I teach English at a number of institutes from junior high schools to universities and I have always wondered how I might be able to help or encourage my students to improve upon their writing skills. Since I also grade written work for EIKEN pre-first examinees and TEAP examinees as well as deliver seminars on correct EAP conventions, I noticed that a large number of students make similar and repetitive mistakes in their written work. At the time of writing, I am collaborating with a colleague to develop assessment software for the EFL market and I wanted to test the appropriateness of this software on a number of students, receive their feedback and suggestions and make any necessary alterations to the planned software design before making an investment.
The reasoning behind the software is to allow students to analyse and assess their own work as well as that of their peers in real time, provide and receive detailed feedback and raise awareness of writing techniques. Also, by providing continual assessment in real time, students can gain maximum benefit from their studies and become aware of and address their own shortcomings. Wiliam (2007/2008) discusses how studies in formative assessment demonstrate that student learning rates are doubled.
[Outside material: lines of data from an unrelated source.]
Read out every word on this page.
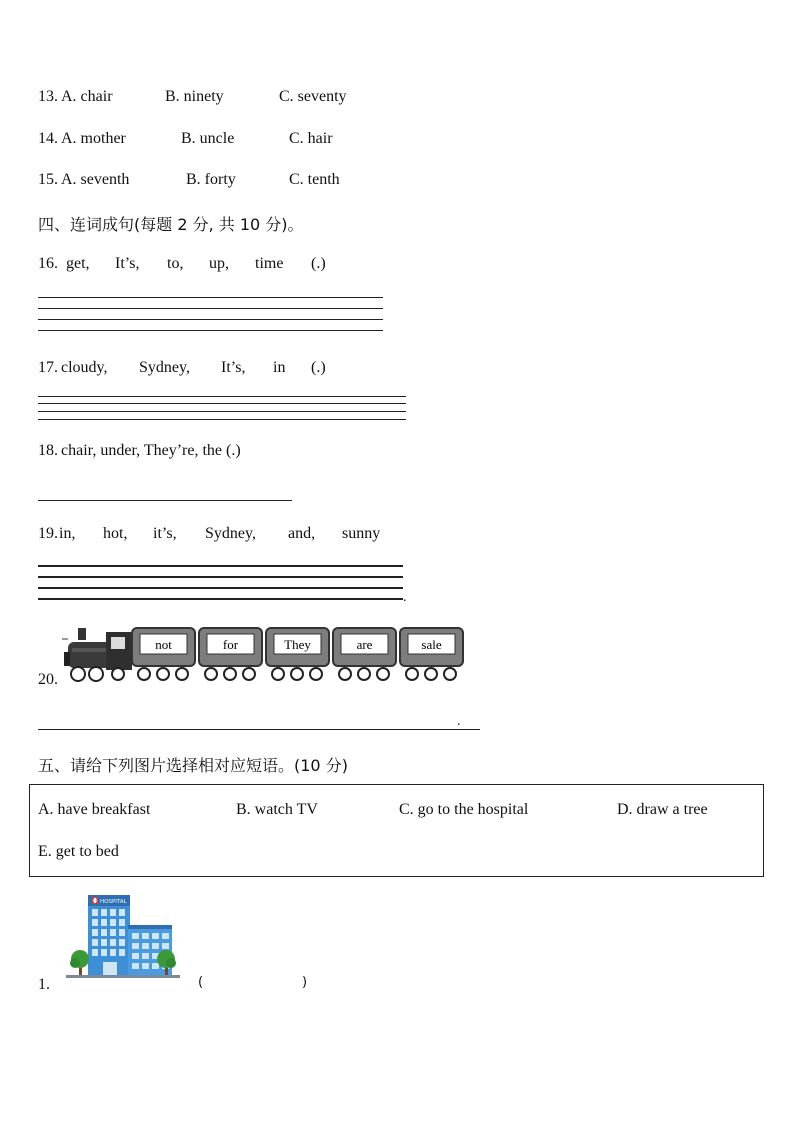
13. A. chair	B. ninety	C. seventy
14. A. mother	B. uncle	C. hair
15. A. seventh	B. forty	C. tenth
四、连词成句(每题 2 分, 共 10 分)。
16. get, It’s, to, up, time (.)
17. cloudy, Sydney, It’s, in (.)
18. chair, under, They’re, the (.)
19. in, hot, it’s, Sydney, and, sunny
.
20.
not	for	They	are	sale
.
五、请给下列图片选择相对应短语。(10 分)
A. have breakfast	B. watch TV	C. go to the hospital	D. draw a tree
E. get to bed
1.
HOSPITAL
(	)
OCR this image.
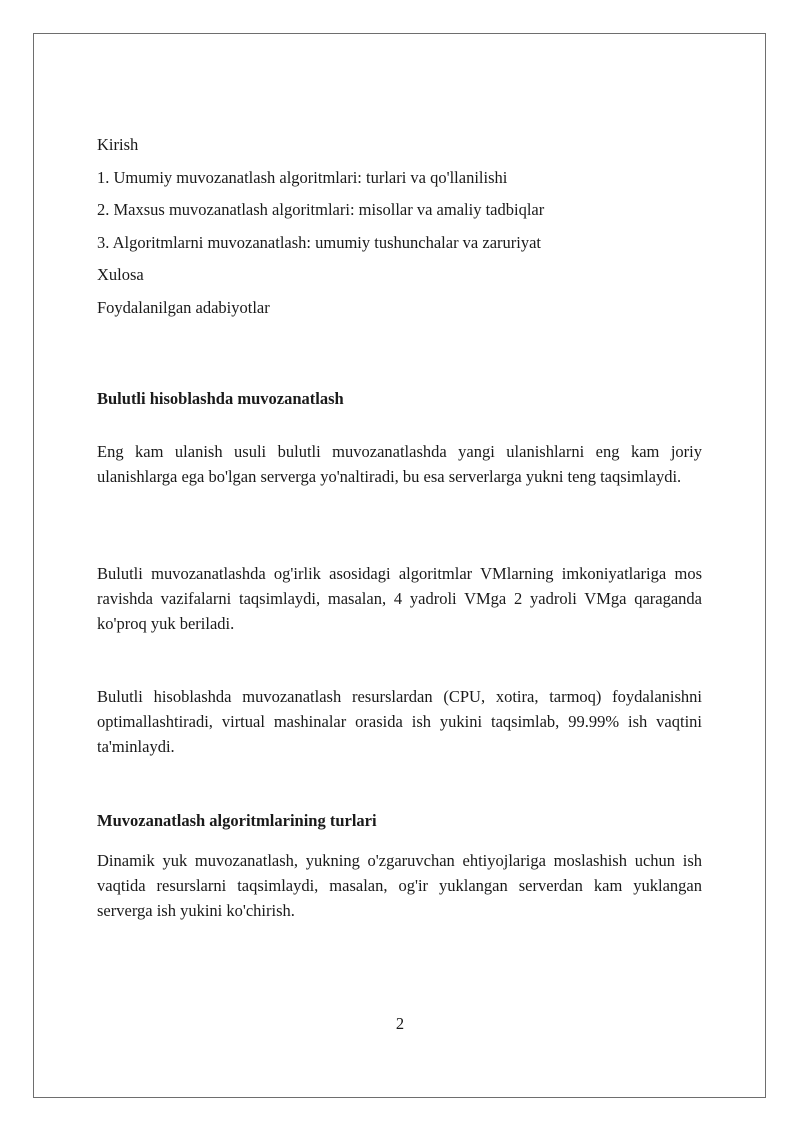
Kirish
1. Umumiy muvozanatlash algoritmlari: turlari va qo'llanilishi
2. Maxsus muvozanatlash algoritmlari: misollar va amaliy tadbiqlar
3. Algoritmlarni muvozanatlash: umumiy tushunchalar va zaruriyat
Xulosa
Foydalanilgan adabiyotlar
Bulutli hisoblashda muvozanatlash
Eng kam ulanish usuli bulutli muvozanatlashda yangi ulanishlarni eng kam joriy ulanishlarga ega bo'lgan serverga yo'naltiradi, bu esa serverlarga yukni teng taqsimlaydi.
Bulutli muvozanatlashda og'irlik asosidagi algoritmlar VMlarning imkoniyatlariga mos ravishda vazifalarni taqsimlaydi, masalan, 4 yadroli VMga 2 yadroli VMga qaraganda ko'proq yuk beriladi.
Bulutli hisoblashda muvozanatlash resurslardan (CPU, xotira, tarmoq) foydalanishni optimallashtiradi, virtual mashinalar orasida ish yukini taqsimlab, 99.99% ish vaqtini ta'minlaydi.
Muvozanatlash algoritmlarining turlari
Dinamik yuk muvozanatlash, yukning o'zgaruvchan ehtiyojlariga moslashish uchun ish vaqtida resurslarni taqsimlaydi, masalan, og'ir yuklangan serverdan kam yuklangan serverga ish yukini ko'chirish.
2
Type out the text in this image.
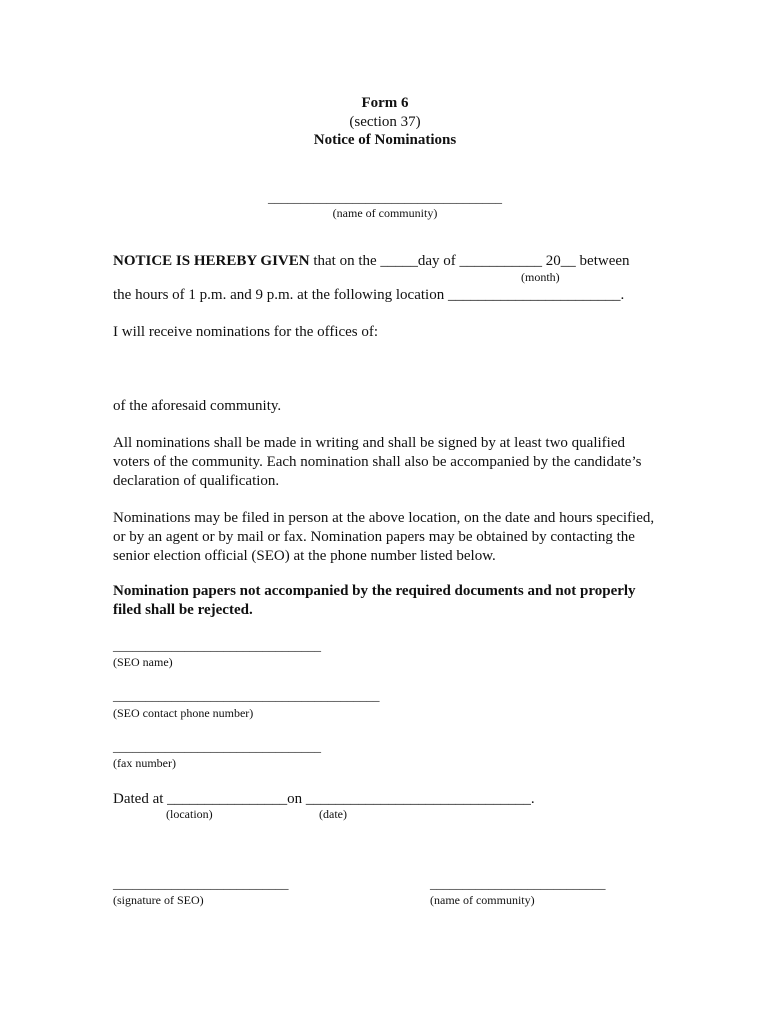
Form 6
(section 37)
Notice of Nominations
____________________________________
(name of community)
NOTICE IS HEREBY GIVEN that on the _____day of ___________ 20__ between
(month)
the hours of 1 p.m. and 9 p.m. at the following location _______________________.
I will receive nominations for the offices of:
of the aforesaid community.
All nominations shall be made in writing and shall be signed by at least two qualified voters of the community. Each nomination shall also be accompanied by the candidate’s declaration of qualification.
Nominations may be filed in person at the above location, on the date and hours specified, or by an agent or by mail or fax. Nomination papers may be obtained by contacting the senior election official (SEO) at the phone number listed below.
Nomination papers not accompanied by the required documents and not properly filed shall be rejected.
________________________________
(SEO name)
_________________________________________
(SEO contact phone number)
________________________________
(fax number)
Dated at ________________on ______________________________.
(location)	(date)
___________________________
(signature of SEO)
___________________________
(name of community)
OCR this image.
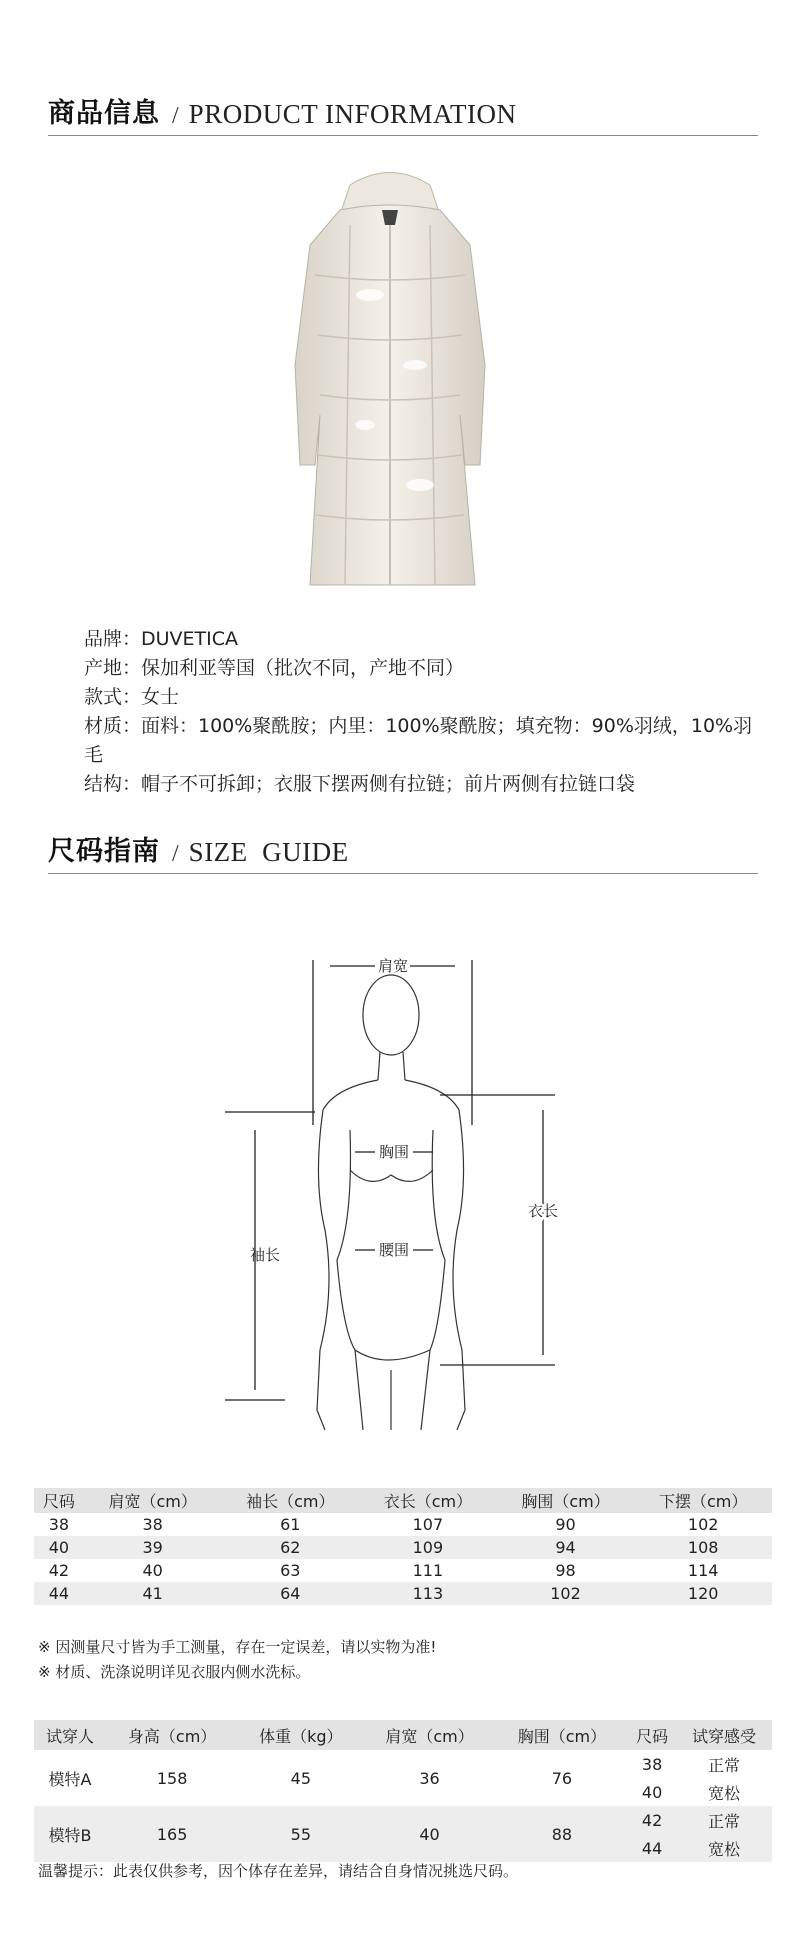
商品信息 / PRODUCT INFORMATION
品牌：DUVETICA
产地：保加利亚等国（批次不同，产地不同）
款式：女士
材质：面料：100%聚酰胺；内里：100%聚酰胺；填充物：90%羽绒，10%羽毛
结构：帽子不可拆卸；衣服下摆两侧有拉链；前片两侧有拉链口袋
尺码指南 / SIZE  GUIDE
肩宽
胸围
腰围
袖长
衣长
尺码	肩宽（cm）	袖长（cm）	衣长（cm）	胸围（cm）	下摆（cm）
38	38	61	107	90	102
40	39	62	109	94	108
42	40	63	111	98	114
44	41	64	113	102	120
※ 因测量尺寸皆为手工测量，存在一定误差，请以实物为准!
※ 材质、洗涤说明详见衣服内侧水洗标。
试穿人	身高（cm）	体重（kg）	肩宽（cm）	胸围（cm）	尺码	试穿感受
模特A	158	45	36	76	38	正常
					40	宽松
模特B	165	55	40	88	42	正常
					44	宽松
温馨提示：此表仅供参考，因个体存在差异，请结合自身情况挑选尺码。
Assessment for the promotion of learning purposes rather than summative checking of learning is a useful tool for both teachers and students.
Incidentally, it took me a number of months to analyse and provide feedback for the students in these classes; a time consuming exercise that allows only the instructor to provide feedback. It is therefore highly impractical in the day-to-day classroom, as teachers simply do not have the time to commit to such detailed and thorough examination of student work. Assessment software would allow for teacher and students feedback, provide scores and advice for improvement as soon as the work has been completed. Although this article will focus on written work, the software program would also allow for feedback on the other skills and could be adapted to highlight various kinds of activities such as presentations, one-on-one exchanges and group discussions as well as academic writing and other forms of writing, either in-house or at home. A number of studies have raised concerns over ‘high-stakes’ testing and assessment, especially when applied to younger students (Jang, 2014), and imply that a negative influence on achievement can result (Gardner, Tremblay & Masgoret, 1997). However, when language students receive assessment that provides informed feedback and crucial pointers on how their ability is developing, they are then able to utilise the information to help them in future studies. The software I am working on is intended for use as a teaching aid rather than a way to monitor which student is best and foster ‘unhealthy’ competition. This should be made clear to students at the onset. The idea is to help all students and inform them of their individual shortcomings.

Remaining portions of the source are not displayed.